After solidifying himself as a full-time NHL player with the Devils, Mottau signed as a free agent with New York in 2010. Unfortunately things didn’t go according to plan, as the 2000 Hobey Baker Award winner was beset by injuries for most of his tenure, including a devastating eye injury early on in his first year with the club.

The former BC Eagle recently returned from a concussion that sidelined him for nearly two months.

“It was really difficult. There was really no definitive timetable on those,” Mottau said of his concussion recovery. “With any other injury to a body part, you can have a timetable and can battle through some pain, whatever it is. But with this, it gets frustrating. It’s really a mental grind as well.
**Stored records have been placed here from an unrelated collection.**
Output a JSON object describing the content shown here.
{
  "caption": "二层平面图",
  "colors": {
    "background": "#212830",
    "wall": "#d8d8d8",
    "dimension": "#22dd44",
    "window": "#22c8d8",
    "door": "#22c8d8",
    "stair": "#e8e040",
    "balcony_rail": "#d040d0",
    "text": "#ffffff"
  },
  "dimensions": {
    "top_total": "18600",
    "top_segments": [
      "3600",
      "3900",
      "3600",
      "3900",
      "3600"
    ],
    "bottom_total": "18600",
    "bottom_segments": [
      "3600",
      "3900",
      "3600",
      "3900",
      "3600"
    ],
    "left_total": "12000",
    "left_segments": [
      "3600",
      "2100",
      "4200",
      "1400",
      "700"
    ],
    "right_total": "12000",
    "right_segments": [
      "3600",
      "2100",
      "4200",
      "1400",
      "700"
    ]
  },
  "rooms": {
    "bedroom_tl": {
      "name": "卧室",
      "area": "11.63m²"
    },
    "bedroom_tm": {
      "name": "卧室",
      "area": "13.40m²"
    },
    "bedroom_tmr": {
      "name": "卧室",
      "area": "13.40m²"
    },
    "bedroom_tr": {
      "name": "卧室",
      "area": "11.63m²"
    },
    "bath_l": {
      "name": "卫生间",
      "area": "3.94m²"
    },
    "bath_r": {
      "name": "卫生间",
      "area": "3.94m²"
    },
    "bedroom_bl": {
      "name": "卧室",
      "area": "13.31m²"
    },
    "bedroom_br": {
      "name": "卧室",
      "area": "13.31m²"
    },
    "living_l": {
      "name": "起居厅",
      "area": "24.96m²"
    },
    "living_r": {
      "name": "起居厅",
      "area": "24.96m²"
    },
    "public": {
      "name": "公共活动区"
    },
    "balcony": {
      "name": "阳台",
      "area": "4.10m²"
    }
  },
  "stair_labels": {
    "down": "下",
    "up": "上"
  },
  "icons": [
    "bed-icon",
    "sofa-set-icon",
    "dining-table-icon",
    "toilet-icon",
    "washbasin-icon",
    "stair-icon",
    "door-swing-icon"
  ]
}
“Sometimes you can get in your own way mentally and start to feel a lot better and get back on the ice, then the excitement of competing again was great when I got back in the game, but it was a difficult time. There was a lot of media attention to concussions, it’s a little bit hypersensitive maybe, but I was definitely banged up there for a couple of weeks.”

Now fully recovered, Mottau hopes to contribute in any way possible to the Bruins’ stretch drive and eventual playoff run.

“I would say just a steady, two-way defenseman who can make a good outlet pass, adding value at some level here,” the defenseman said when asked to describe his style. “Something I can duplicate over and over again is making a good outlet pass, and making good reads relying on my hockey intellect and reading plays and anticipating. It’s not sometimes the showiest game that I play, but as far as adding value, that’s what I’m looking to do on whatever level that I’m needed.”

Playing at the Garden on a regular basis promises to be pretty surreal for the Hockey East alum.

“Well, I mean I’ll definitely embrace it only because it’s such a great hockey town,” Mottau said when asked if his days at Boston College will help him embrace the hockey community.

“Growing up there and having the experience of playing close to home in college and playing in some big games in the Garden – and having family and friends to be in the stands each night will be quite a thrill for me. Some people might not be able to handle that type of excitement or pressure, but I’m definitely going to embrace it.”

Mottau said his agent had talks with the Bruins when he became a free agent two years ago. The 33-year-old never thought such an opportunity would come.

“You know what, I really did,” Mottau said of thinking it was too late in his career to ever find his way to Boston. “To be honest, I just stay in the present and I let things happen as they may and I’m grateful for the trade and fortunate because I’m so familiar with being from the area. My family is extremely excited. You hope that it’s going to be a good fit and I can produce whatever they need me to do.”

Coach Claude Julien will be happy to know that Mottau’s willingness to contribute to the Black and Gold knows no bounds.

“I always said I’d take a puck in the teeth for the Bruins,” Mottau said of fulfilling his lifelong dream to play for Boston. “Now I have a chance to do that.”